Francamente, eles que deveriam se envergonhar por julgar meu valor na vida deles inteiramente por conta do gênero que eu apresento. Que desonra e constrangimento eu infligi a eles corrigindo o que é, essencialmente, um "defeito" de nascença meu?
Se eles realmente se importam comigo, eles deveriam estar felizes por mim, por eu finalmente ser capaz de purgar toda essa escuridão da minha alma e conseguir ficar em paz.
Continuo a escrever anonimamente porque preciso permanecer incógnito, profissionalmente e pessoalmente, por mais algum tempo, mas escrevo para eles tanto quanto para mim.
A razão pela qual escrevo tanto é encontrar uma maneira de compartilhar e expor muito do que eu tenho passado. Preciso tirar a vergonha que sinto de mim mesma por ser transgênero e fazer a transição e, por associação, remover esse mesmo sentimento de vergonha daqueles que mais amo na minha vida.

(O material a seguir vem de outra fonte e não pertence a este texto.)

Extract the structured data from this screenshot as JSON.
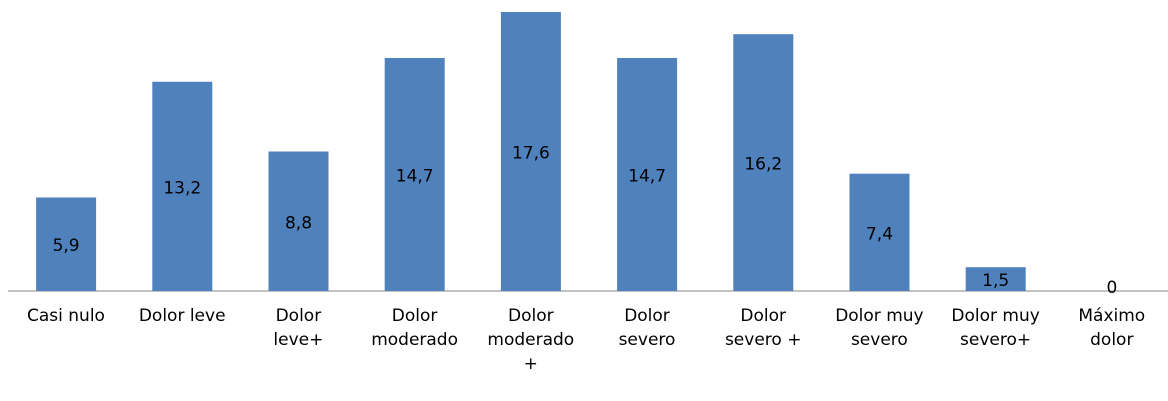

Eu estimo que os outros em minha vida não tenham o mesmo tempo, vontade ou necessidade de alcançar o mesmo nível de compreensão que alcancei sobre esse tema em tão pouco tempo. Continuo escrevendo para ajudá-los ao máximo que posso, porque não quero perdê-los apenas por falta de conhecimento. Eu quero tirar essa ignorância inocente e dar a eles uma chance de, se não celebrar meu despertar, pelo menos remover esse sentimento de vergonha equivocado que tem sido tão maliciosamente associado a ser transgênero por intolerância social antiquada.
Não quero que a ignorância seja a razão pela qual alguém me rejeite. Eu quero que eles façam isso com pleno conhecimento enquanto tomam sua própria escolha.
Mas eu não exigirei a sua aceitação para que nós possamos coexistir neste mundo.
Eu só quero ter espaço suficiente para poder viver nele em paz.